The state is launching an effort to test for coronavirus in nursing homes and other residential facilities, Gov. Mike DeWine announced Tuesday as COVID-19 cases again crept upward.
DeWine said that he is launching 14 response teams of 10 people this week that will focus on testing congregate living facilities. The Ohio National Guard will swab residents at these facilities, the governor said.
“Nursing homes contain some of the most vulnerable members of our society … so I have asked my team and challenged them to work with the Ohio National guard, local health departments and local hospitals to go after this problem,” DeWine said
The goal, DeWine said, is to test all staff at long-term care facilities. Residents will be tested on an as-needed basis, he said. The state will test all residents and staff members of the state’s eight developmental centers using the same response teams.
The state will continue to provide updates weekly on testing in long-term care facilities, DeWine said.
The response teams will start by addressing the nursing homes that have already had COVID-19 cases. Around 200 of the state’s 960 nursing homes have already reported cases, DeWine said.
Nursing homes have been hit particularly hard in Ohio, with 878 of the state’s 2,002 confirmed and probable deaths occurring in long-term care facilities.
The high mortality in those facilities is the result of how contagious the virus is and not necessarily a reflection of something facilities are doing wrong, said Dr. Amy Acton, director of the Ohio Department of Health.
“What this is going to be is a show of goodwill and support to our nursing homes,” Acton said of the new testing strategy for congregate living facilities.
DeWine’s decision to shift the Ohio National Guard’s focus to testing comes as the White House is reportedly considering recalling its members.
The Trump administration may end deployments of the National Guard on June 24, according to several news reports earlier this month. That would mean many guard members would find themselves one day short of being eligible for early retirement and full education benefits.
Cases and deaths inched up slightly across Ohio on Tuesday, something Acton said may be the result of a lack of testing and reporting over the holiday weekend.
The total number of confirmed and probable cases increased by 529 to 33,006 as of Tuesday afternoon, according to the Ohio Department of Health. Deaths also ticked up by 15 since Memorial Day, bringing the number of confirmed and probable deaths across the state to 2,002.
An additional 68 Ohioans were hospitalized for COVID-19 as the statewide total coronavirus-related hospitalizations climbed to 5,579, according to the Ohio Department of Health.
“Not all testing centers are operating every day especially during a holiday weekend,” Acton said. “I suspect will see a pretty high uptick with the start of the week.”
Overall the state’s case and death count is still in something of a plateau, Acton said.
With 5,414 COVID-19 cases, Franklin County remains the epicenter of Ohio’s epidemic. Franklin County has also reported 239 deaths, more than any other county, according to the Ohio Department of Health.
At 4,060, Cuyahoga County has reported the second most cases in Ohio.

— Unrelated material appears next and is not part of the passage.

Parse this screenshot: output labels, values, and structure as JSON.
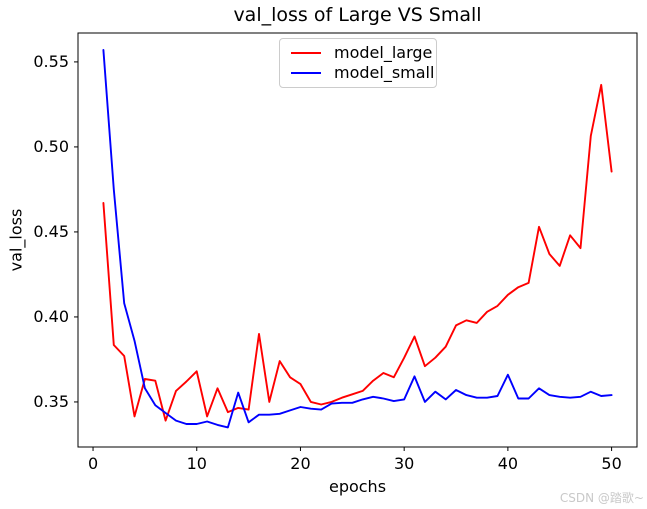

Lucas County has reported the second highest number of deaths, with 229 as of Tuesday, according to the state.
The state is still behind its goal of testing, DeWine said Tuesday. The state is testing about 8,000 to 10,000 people per day which is well short of the 22,000 tests per day goal the governor had previously set for late May.
DeWine said he thinks the numbers will improve as the National Guard begins testing in long-term care facilities, but said that the state is nowhere near where he wants it to be in terms of testing.
“I think you’re going to see numbers get higher… But, we are certainly not satisfied with where we are,” he said.